SoftwareCruft

ThoughtStorms Wiki

In response to https://stackoverflow.blog/2023/12/25/is-software-getting-worse/ I tweeted

The cause of the problem is really simple. But the solution is hard.

Engineering is based on the principle of "black boxes" that hide implementation details behind abstract interfaces. This simplifies the work for those using the components.

But one thing hidden by these opaque interfaces is cruft and inefficiency. Which users of the components can't see or deal with. The more black box components your system is built of, the more unfixable cruft it contains.

The only way to address this is to open up the black boxes and start working on the inards of the components.

But this immediately negates the benefits of simplicity and division of labour that the abstraction-based engineering principles bought you in the first place.

So much so that almost nobody can afford to do it.

There's a trade-off between the simplification that black-box engineering buys you. And the ability to deal with cruft.

And faced with that, most people and organizations choose to accept the cruft.

Occasionally someone tries to go the other way. Do without using prebuilt components and try to build a cleaner system from scratch. (I'm thinking something like Rebol (RedLanguage) here). But such projects usually founder on not having the extra capacity that would compensate for not using prebuilt components.

This is a genuinely hard problem to solve.

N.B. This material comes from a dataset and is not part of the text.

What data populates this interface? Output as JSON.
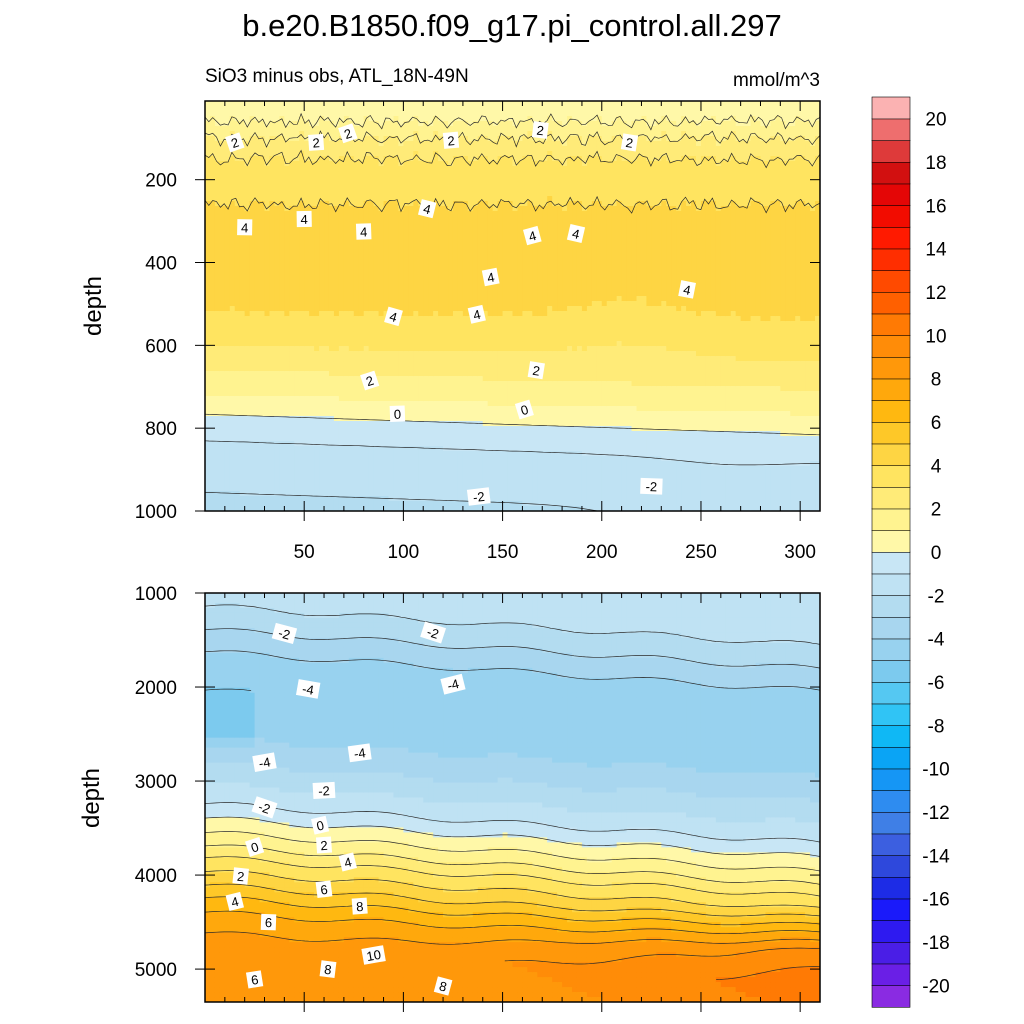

The best way to solve it (I speculate now) would be to have some kind of notion of a "semi-opaque" component. That is a component defined in terms of an interface as currently understood. BUT ALSO a "contract" that specified the resources it used (eg. time, memory etc.)

Perhaps the interface would promise not to use more than X instruction cycles or megabytes of RAM.

That would at least give transparency to where the cruft was to users of the components. This would then focus people's attention on opportunities to make identical replacement components (ie. that followed the same API for functions), but could commit to using fewer resources.